Demonstrated savings will drive payment. In a value-based model, savings are shared among three parties: healthcare providers, payers, and patients. That’s why transparency is so critical and why leaders engaged in this type of transformation should:

  • Understand contractual terms from every partner in the healthcare continuum
  • Ensure thorough, well-informed care coordination
  • Vet costs while simultaneously improving quality 

A new model will not solve old problems. Going from a fee-for-service model to a value-based model will not provide a quick way to eliminate existing problems in a healthcare organization. However, making this type of transition can provide an excellent opportunity to closely examine and improve processes. So before beginning the transition to a shared-savings model, leaders should ask: 

  • Is our organization healthy today?
  • Do we have good physician leadership?
  • How efficient are our operations?
  • Do we have a good handle on cash management, billing and collections? 
  • What works - and what needs to be fixed?
  • Do we have the right team to go through this transformation?

All of these components must be stable and healthy today to weather a transformation 

tomorrow. Going to a risk-based payment or shared-savings model is difficult without stable operational structures in place, no matter how big or successful an organization is.

Building the Pillars 

Building the key transformational pillars as simply, directly, and objectively as possible leads to the best outcomes. Staying focused on this premise will ensure that operations and management are on target. 
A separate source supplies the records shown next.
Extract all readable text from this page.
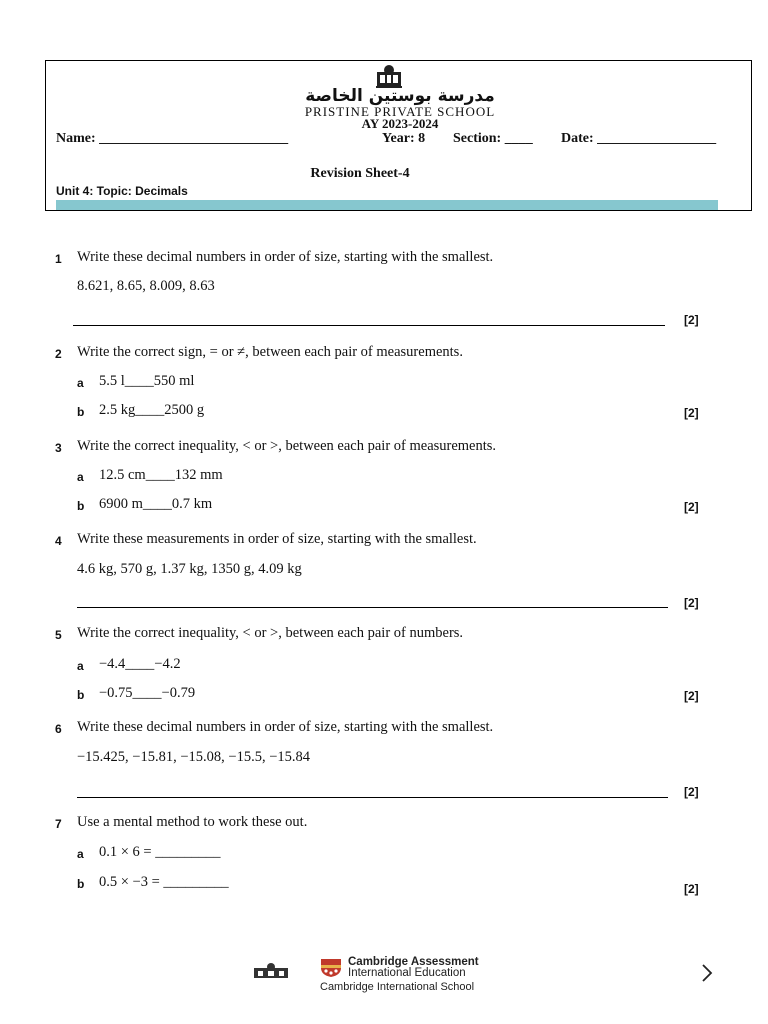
مدرسة بوستين الخاصة
PRISTINE PRIVATE SCHOOL
AY 2023-2024
Name: ___________________________	Year: 8 Section: ____ Date: _________________
Revision Sheet-4
Unit 4: Topic: Decimals
1 Write these decimal numbers in order of size, starting with the smallest.
8.621, 8.65, 8.009, 8.63
[2]
2 Write the correct sign, = or ≠, between each pair of measurements.
a 5.5 l____550 ml
b 2.5 kg____2500 g	[2]
3 Write the correct inequality, < or >, between each pair of measurements.
a 12.5 cm____132 mm
b 6900 m____0.7 km	[2]
4 Write these measurements in order of size, starting with the smallest.
4.6 kg, 570 g, 1.37 kg, 1350 g, 4.09 kg
[2]
5 Write the correct inequality, < or >, between each pair of numbers.
a −4.4____−4.2
b −0.75____−0.79	[2]
6 Write these decimal numbers in order of size, starting with the smallest.
−15.425, −15.81, −15.08, −15.5, −15.84
[2]
7 Use a mental method to work these out.
a 0.1 × 6 = _________
b 0.5 × −3 = _________	[2]
Cambridge Assessment
International Education
Cambridge International School
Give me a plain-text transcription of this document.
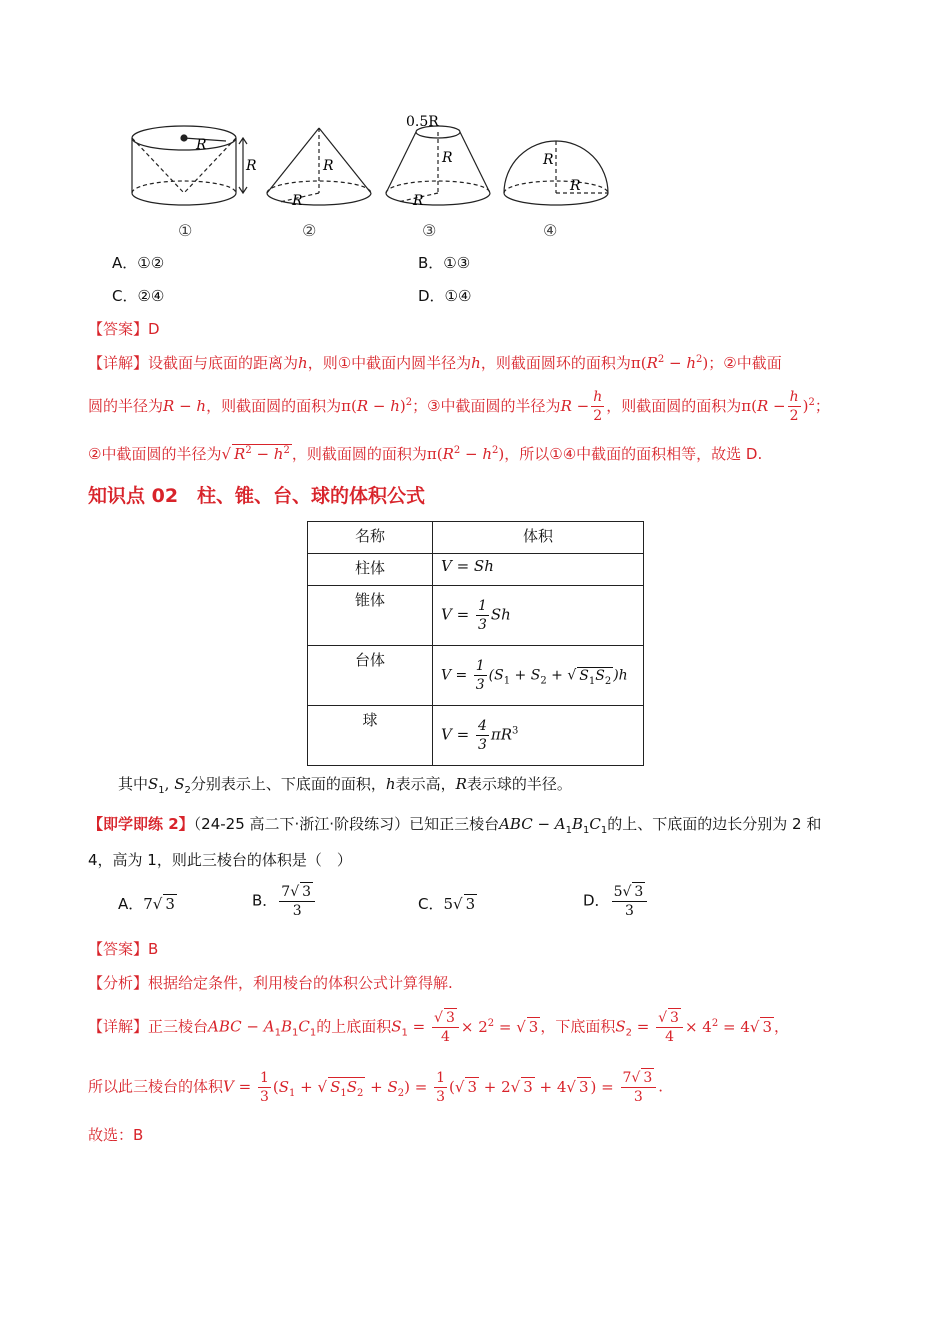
R
R
①
R
R
②
0.5R
R
R
③
R
R
④
A．①②	B．①③
C．②④	D．①④
【答案】D
【详解】设截面与底面的距离为h，则①中截面内圆半径为h，则截面圆环的面积为$\pi(R^2 - h^2)$；②中截面
圆的半径为R − h，则截面圆的面积为$\pi(R - h)^2$；③中截面圆的半径为$R - \frac{h}{2}$ ，则截面圆的面积为$\pi(R - \frac{h}{2} )^2$；
②中截面圆的半径为√ $R^2 - h^2$ ，则截面圆的面积为$\pi(R^2 - h^2)$，所以①④中截面的面积相等，故选 D.
知识点 02　柱、锥、台、球的体积公式
名称	体积
柱体	V = Sh
锥体	$V = \frac{1}{3}$ Sh
台体	$V = \frac{1}{3} (S_1 + S_2$ + √ $S_1S_2$ )h
球	$V = \frac{4}{3} \pi R^3$
其中$S_1$, $S_2$分别表示上、下底面的面积，h表示高，R表示球的半径。
【即学即练 2】（24-25 高二下·浙江·阶段练习）已知正三棱台ABC − $A_1B_1C_1$的上、下底面的边长分别为 2 和
4，高为 1，则此三棱台的体积是（　）
A．7√ 3	B． $\frac{7√ 3}{3}$	C．5√ 3	D． $\frac{5√ 3}{3}$
【答案】B
【分析】根据给定条件，利用棱台的体积公式计算得解.
【详解】正三棱台ABC − $A_1B_1C_1$的上底面积$S_1 = \frac{√ 3}{4} \times 2^2$ = √ 3 ，下底面积$S_2 = \frac{√ 3}{4} \times 4^2 = 4√$ 3 ，
所以此三棱台的体积$V = \frac{1}{3} (S_1$ + √ $S_1S_2 + S_2) = \frac{1}{3}$ (√ 3 + 2√ 3 + 4√ 3 ) = $\frac{7√ 3}{3}$ .
故选：B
When approached from this systematic, balanced perspective, integrated healthcare ventures can achieve the benefits of shared savings while delivering more efficient, accessible, and effective care and improving satisfaction for everyone. With transparent, well-aligned leadership, a clearly understood purpose and plan, and solid infrastructure, the shift from fee-for-service to a value-based, population health management model can benefit all players.  

John Wallace is senior vice president, McKesson Business Performance Services, Alpharetta, Ga.